Published on 27 June 2016
A fascination for frogs has turned into both a career and an environmental crusade for University of the Sunshine Coast science graduate Jono Hooper.
Frogs are the focus of Jono’s work as an environmental scientist with local consultancy Future-Plus Environmental, and he is also “speaking up for frogs” as the President of the Queensland Frog Society.
The 2010 Burnside State High School captain said his interest in frogs grew into fascination while studying frog ecology as part of his USC Science and Honours degrees, completed in three instead of four years.
Not just content to conduct research on frogs – in particular the threat of urban development on the local Wallum Frog – Jono also took up their cause.

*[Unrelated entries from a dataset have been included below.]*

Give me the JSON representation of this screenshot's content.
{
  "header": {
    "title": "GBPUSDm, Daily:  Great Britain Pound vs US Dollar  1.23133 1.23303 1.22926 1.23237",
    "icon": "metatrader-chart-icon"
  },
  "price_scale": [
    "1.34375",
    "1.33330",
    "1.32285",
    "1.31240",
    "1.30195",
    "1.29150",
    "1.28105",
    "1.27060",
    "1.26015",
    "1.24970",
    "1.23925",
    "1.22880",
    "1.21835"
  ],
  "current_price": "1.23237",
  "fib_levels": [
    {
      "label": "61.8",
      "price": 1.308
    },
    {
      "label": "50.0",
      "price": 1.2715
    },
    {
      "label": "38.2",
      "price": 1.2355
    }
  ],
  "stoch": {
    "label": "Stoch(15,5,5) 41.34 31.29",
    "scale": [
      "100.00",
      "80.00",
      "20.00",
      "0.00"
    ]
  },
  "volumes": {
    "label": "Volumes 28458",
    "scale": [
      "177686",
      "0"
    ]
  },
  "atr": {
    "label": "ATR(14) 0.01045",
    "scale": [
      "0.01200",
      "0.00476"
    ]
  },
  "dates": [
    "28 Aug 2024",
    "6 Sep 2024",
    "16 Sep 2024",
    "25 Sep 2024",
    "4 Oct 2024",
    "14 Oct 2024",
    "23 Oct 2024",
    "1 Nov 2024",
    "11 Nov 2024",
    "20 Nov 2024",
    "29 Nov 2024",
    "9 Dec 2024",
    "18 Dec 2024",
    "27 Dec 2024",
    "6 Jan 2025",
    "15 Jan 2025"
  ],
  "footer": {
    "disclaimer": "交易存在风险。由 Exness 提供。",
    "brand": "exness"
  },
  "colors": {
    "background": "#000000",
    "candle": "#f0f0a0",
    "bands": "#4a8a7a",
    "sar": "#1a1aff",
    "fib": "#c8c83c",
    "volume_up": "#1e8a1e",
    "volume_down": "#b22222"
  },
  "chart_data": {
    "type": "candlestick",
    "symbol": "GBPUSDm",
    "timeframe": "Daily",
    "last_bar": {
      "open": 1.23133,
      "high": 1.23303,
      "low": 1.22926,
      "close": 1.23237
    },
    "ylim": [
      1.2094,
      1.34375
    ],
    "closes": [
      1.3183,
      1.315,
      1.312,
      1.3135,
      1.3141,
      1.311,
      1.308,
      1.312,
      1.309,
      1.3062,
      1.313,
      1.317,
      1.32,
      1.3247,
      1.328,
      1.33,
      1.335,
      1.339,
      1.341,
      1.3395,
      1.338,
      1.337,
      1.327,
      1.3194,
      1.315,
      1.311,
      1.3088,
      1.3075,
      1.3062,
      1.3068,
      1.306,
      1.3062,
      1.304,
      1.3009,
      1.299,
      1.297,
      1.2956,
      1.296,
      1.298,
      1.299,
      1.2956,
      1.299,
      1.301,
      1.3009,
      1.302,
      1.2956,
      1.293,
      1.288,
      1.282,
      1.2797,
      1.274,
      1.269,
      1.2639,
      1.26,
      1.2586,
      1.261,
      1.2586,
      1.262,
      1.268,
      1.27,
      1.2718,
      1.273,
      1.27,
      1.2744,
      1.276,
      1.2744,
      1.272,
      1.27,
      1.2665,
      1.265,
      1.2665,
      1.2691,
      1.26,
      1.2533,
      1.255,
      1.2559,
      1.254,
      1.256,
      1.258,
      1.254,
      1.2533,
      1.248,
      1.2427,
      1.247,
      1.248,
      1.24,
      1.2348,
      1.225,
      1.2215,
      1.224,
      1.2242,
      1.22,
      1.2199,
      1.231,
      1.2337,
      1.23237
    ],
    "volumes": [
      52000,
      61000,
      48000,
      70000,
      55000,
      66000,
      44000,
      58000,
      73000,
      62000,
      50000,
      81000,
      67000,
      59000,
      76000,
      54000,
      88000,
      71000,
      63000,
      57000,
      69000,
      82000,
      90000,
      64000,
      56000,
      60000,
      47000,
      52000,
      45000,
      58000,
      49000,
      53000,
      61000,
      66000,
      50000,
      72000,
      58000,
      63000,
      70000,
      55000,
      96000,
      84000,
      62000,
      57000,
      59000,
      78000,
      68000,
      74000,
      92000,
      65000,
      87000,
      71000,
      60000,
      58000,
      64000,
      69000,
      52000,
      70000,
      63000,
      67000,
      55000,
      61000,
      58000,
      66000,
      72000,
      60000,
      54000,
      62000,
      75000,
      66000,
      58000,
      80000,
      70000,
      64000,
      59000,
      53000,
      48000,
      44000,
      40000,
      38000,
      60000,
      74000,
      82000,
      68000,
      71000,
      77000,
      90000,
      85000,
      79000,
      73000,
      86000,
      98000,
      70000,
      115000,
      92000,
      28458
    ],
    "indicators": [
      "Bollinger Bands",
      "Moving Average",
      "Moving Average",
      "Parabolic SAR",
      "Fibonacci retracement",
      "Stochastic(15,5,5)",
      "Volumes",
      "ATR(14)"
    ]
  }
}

While still at university he became editor of the Frog Society’s Frogsheet newsletter, and developed his own website FroggingAround.com. Since graduating two years ago, he has been president of the Frog Society.
“As president I’m able to become more involved with the society, frogs and networking with other people who also appreciate frogs as much as I do,” Jono said.
“Attending events, setting up displays and running workshops are some ways we can speak up for frogs as we educate the community about frogs and what people can do to help.”
He said the annual World Environment Day served to remind people to appreciate the important role that frogs played in our world.
“Frogs are amazing animals and utilise a variety of habitats one wouldn’t expect,” he said. “Their presence can also indicate the health of the environment, as their permeable skin is often susceptible to pollutants.”
Jono said his work at Future-Plus Environmental allowed him to utilise his passion and knowledge of frogs by taking lead roles in frog monitoring, surveys and relocation of frogs and tadpoles from creek systems.
“I also provide advice and feedback to clients regarding the best approach on how to manage threatened frog species, such as the Wallum Frog and other endangered frogs.”
Jono said working to protect frogs impacted by infrastructure projects was one of the most interesting aspects of his role.
“We often find the same frogs back at the same locations we have safely relocated them from a couple of nights before,” he said. “This gives us valuable understanding into frog movements.”